How long does it take specifically? In the original you say that you are creating over 3.5 million vector objects and then you are copying each into another 2d vector. Sometimes programs take a long time because there is a lot to be done. At least you seem to know how many of the objects that there needs to be. So I would take the advice of others and use reserve on obsmatrix. In the current implementation you could also call the obsmatrix.capacity() function at the end so that you can see how much memory was actually allocated. I'll be that it could be much more than you think. Since you hard code a number within a loop you must know how much data to expect. For obs don't use push_back and clear() at all. Simply construct the vector with the number of columns which appears to be fixed for your program. You can use operator[] and there is no need to clear the object each time and then insert the elements all over. Just keep overwriting the slots within the array.
3520748 x 11 x 8 (bytes per entry - out of my head, based on the example data he provided) = 309.825.824 Bytes (295 MB) to read. That should not take long to read, ~7s @ 40,0 MB/s which is quite slow).

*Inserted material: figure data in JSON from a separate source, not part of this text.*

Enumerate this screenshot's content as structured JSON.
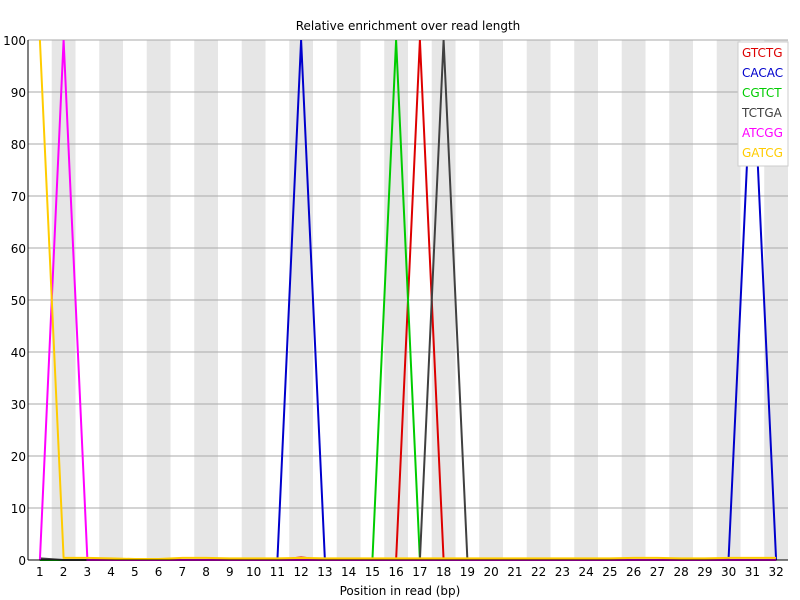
{
  "chart_data": {
    "type": "line",
    "title": "Relative enrichment over read length",
    "xlabel": "Position in read (bp)",
    "ylabel": "",
    "x": [
      1,
      2,
      3,
      4,
      5,
      6,
      7,
      8,
      9,
      10,
      11,
      12,
      13,
      14,
      15,
      16,
      17,
      18,
      19,
      20,
      21,
      22,
      23,
      24,
      25,
      26,
      27,
      28,
      29,
      30,
      31,
      32
    ],
    "ylim": [
      0,
      100
    ],
    "yticks": [
      0,
      10,
      20,
      30,
      40,
      50,
      60,
      70,
      80,
      90,
      100
    ],
    "grid": true,
    "legend_position": "top-right",
    "series": [
      {
        "name": "GTCTG",
        "color": "#dd0000",
        "values": [
          0,
          0,
          0,
          0,
          0,
          0,
          0,
          0,
          0,
          0,
          0,
          0.5,
          0,
          0,
          0,
          0,
          100,
          0,
          0,
          0,
          0,
          0,
          0,
          0,
          0,
          0,
          0,
          0,
          0,
          0,
          0,
          0
        ]
      },
      {
        "name": "CACAC",
        "color": "#0000cc",
        "values": [
          0,
          0,
          0,
          0,
          0,
          0,
          0,
          0,
          0,
          0,
          0,
          100,
          0,
          0,
          0,
          0,
          0,
          0,
          0,
          0,
          0,
          0,
          0,
          0,
          0,
          0,
          0,
          0,
          0,
          0.3,
          98.5,
          0
        ]
      },
      {
        "name": "CGTCT",
        "color": "#00cc00",
        "values": [
          0,
          0,
          0,
          0,
          0,
          0,
          0,
          0,
          0,
          0,
          0,
          0,
          0,
          0,
          0,
          100,
          0,
          0,
          0,
          0,
          0,
          0,
          0,
          0,
          0,
          0,
          0,
          0,
          0,
          0,
          0,
          0
        ]
      },
      {
        "name": "TCTGA",
        "color": "#404040",
        "values": [
          0.3,
          0,
          0,
          0,
          0,
          0,
          0,
          0,
          0,
          0,
          0,
          0,
          0,
          0,
          0,
          0,
          0,
          100,
          0,
          0,
          0,
          0,
          0,
          0,
          0,
          0,
          0,
          0,
          0,
          0,
          0,
          0
        ]
      },
      {
        "name": "ATCGG",
        "color": "#ff00ff",
        "values": [
          0,
          100,
          0,
          0,
          0,
          0,
          0,
          0,
          0,
          0,
          0,
          0,
          0,
          0,
          0,
          0,
          0,
          0,
          0,
          0,
          0,
          0,
          0,
          0,
          0,
          0,
          0,
          0,
          0,
          0,
          0,
          0
        ]
      },
      {
        "name": "GATCG",
        "color": "#ffcc00",
        "values": [
          100,
          0.4,
          0.4,
          0.3,
          0.2,
          0.2,
          0.4,
          0.4,
          0.3,
          0.3,
          0.3,
          0.4,
          0.3,
          0.3,
          0.3,
          0.3,
          0.3,
          0.3,
          0.3,
          0.3,
          0.3,
          0.3,
          0.3,
          0.3,
          0.3,
          0.4,
          0.4,
          0.3,
          0.3,
          0.4,
          0.4,
          0.4
        ]
      }
    ]
  }
}
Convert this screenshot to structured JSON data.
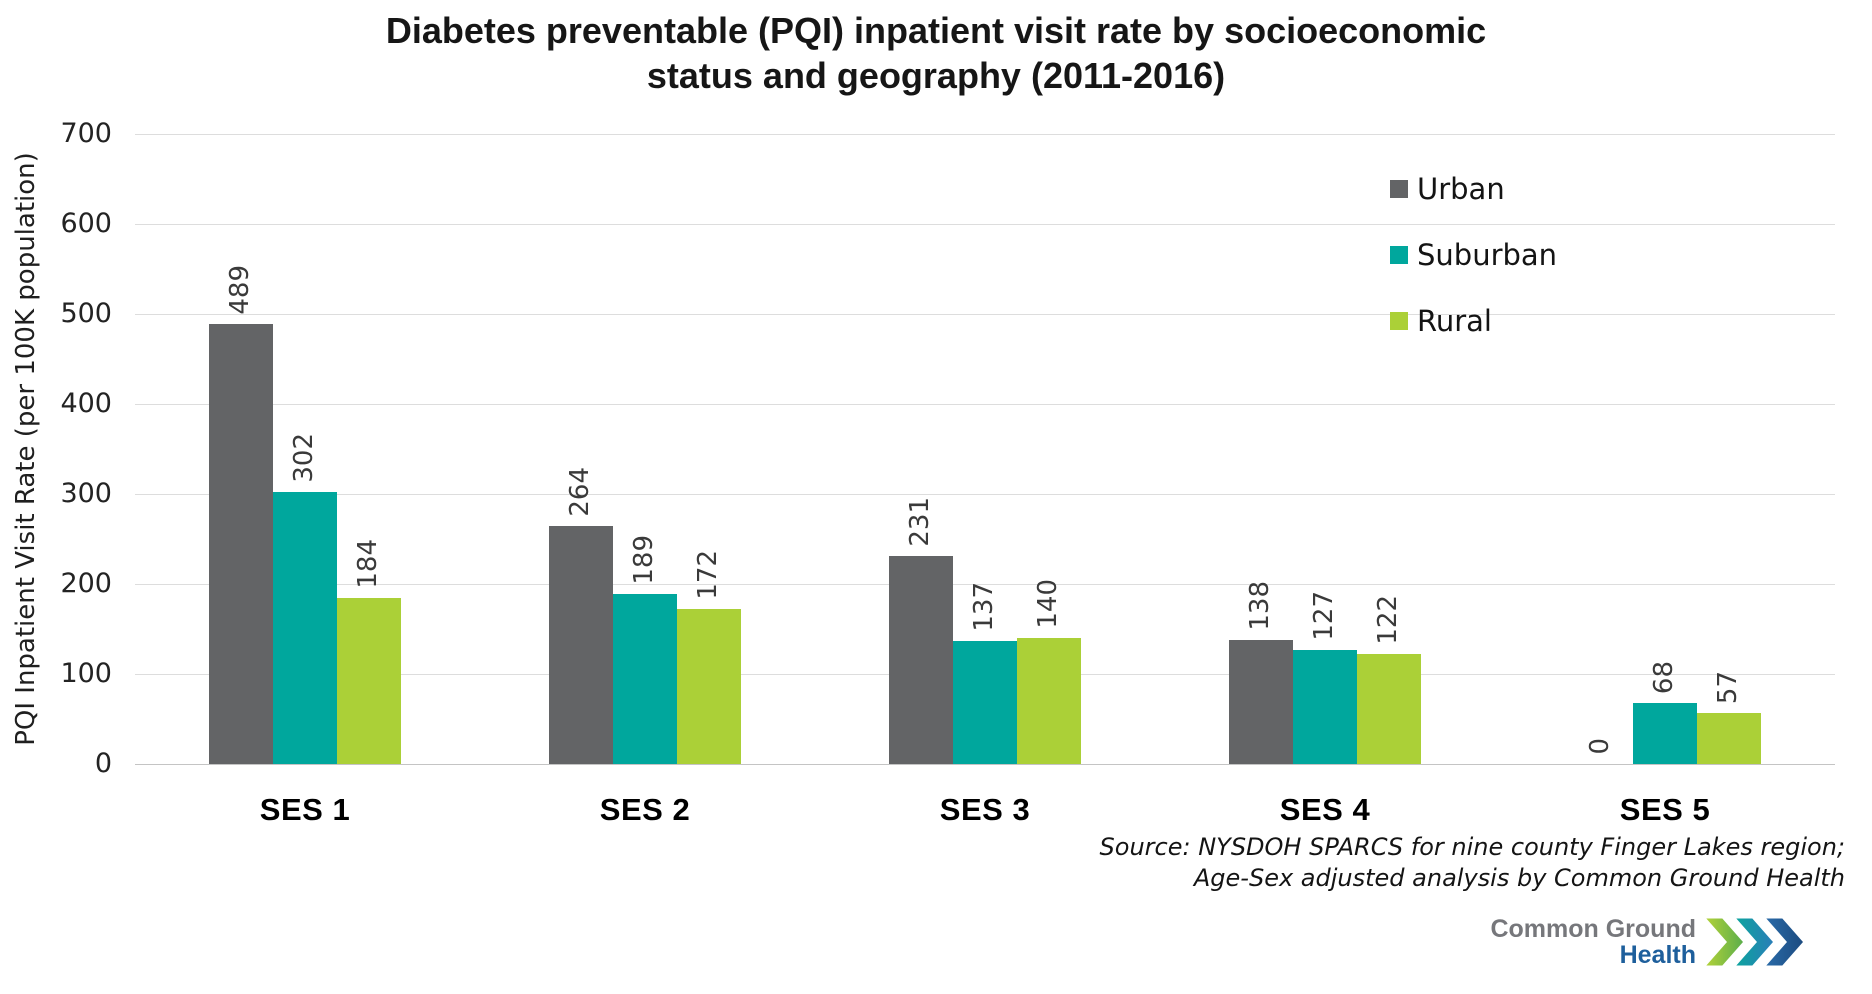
{
  "header": {
    "title_lines": [
      "Diabetes preventable (PQI) inpatient visit rate by socioeconomic",
      "status and geography (2011-2016)"
    ]
  },
  "chart_data": {
    "type": "bar",
    "title": "Diabetes preventable (PQI) inpatient visit rate by socioeconomic status and geography (2011-2016)",
    "ylabel": "PQI Inpatient Visit Rate (per 100K population)",
    "xlabel": "",
    "ylim": [
      0,
      700
    ],
    "ytick_step": 100,
    "grid": true,
    "legend_position": "top-right",
    "categories": [
      "SES 1",
      "SES 2",
      "SES 3",
      "SES 4",
      "SES 5"
    ],
    "series": [
      {
        "name": "Urban",
        "color": "#636466",
        "values": [
          489,
          264,
          231,
          138,
          0
        ]
      },
      {
        "name": "Suburban",
        "color": "#00a79d",
        "values": [
          302,
          189,
          137,
          127,
          68
        ]
      },
      {
        "name": "Rural",
        "color": "#abd037",
        "values": [
          184,
          172,
          140,
          122,
          57
        ]
      }
    ]
  },
  "source": {
    "line1": "Source: NYSDOH SPARCS for nine county Finger Lakes region;",
    "line2": "Age-Sex adjusted analysis by Common Ground Health"
  },
  "logo": {
    "name_line1": "Common Ground",
    "name_line2": "Health",
    "text_color_primary": "#76777b",
    "text_color_secondary": "#1e5f9c",
    "chevron_colors": [
      "#a6ce39",
      "#00a79d",
      "#1f5c99"
    ]
  }
}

RAM size doesn't have too much to do with processing speed, unless... what system are you running this on and what are you running on it that's slowing it down so much?
Neither your RAM, your IDE nor your operating system make any real difference, it's the CPU that matters.
Have you implemented the suggestion already? Resize obsmatrix to 3520748 right at the start, so you can get rid of obs completely. Try and see if reserving or resizing the inner vector to 11 elements makes any difference.
If it's still not fast enough after this, you might want to relinquish the comfort of istringstream and parse each line yourself. You can actually do this in-place if you replace the spaces with null bytes and then call atof on each part.
The last thing you can do is to use multiple threads to process the lines. This is not as simple as the other measures and will only make any difference if you have more than one CPU/core.
Thanks for all the responses. I replace obs with two dimension array, but this doesn't make any difference, so I guess the problem may come from "istringsteam" function..
int main{
string tempstr;
float obs[3520748][11];
ifstream crspfile("crsp.txt");
if(crspfile.fail()){
cout<<"Cann't open file crsp11.txt.\n"<<endl;
system("pause");
exit(1);
}
for (int i=0;i<3520748;i++){
getline(crspfile,tempstr);
istringstream iss(tempstr);
int j=0;
for (float xx;iss>>xx;j++){
obs[i][j]=xx;
}
}
crspfile.close();
return 0;
}
Try reading the files line-wise and doing the break up and parsing of numbers yourself. It might actully be that isstream is "slow" since it does all the parsing of the numbers. Your implementation will probably not be much faster.
Thanks folks. Actually, if I define a two-dimension array with the length arry1[3520748]X[11], my codes do not run at all, unless I decrease the 1st dimension below 40000, i.e.,
arry1[40000][11], this way, the code could execute properly. Any ideas? Thank you.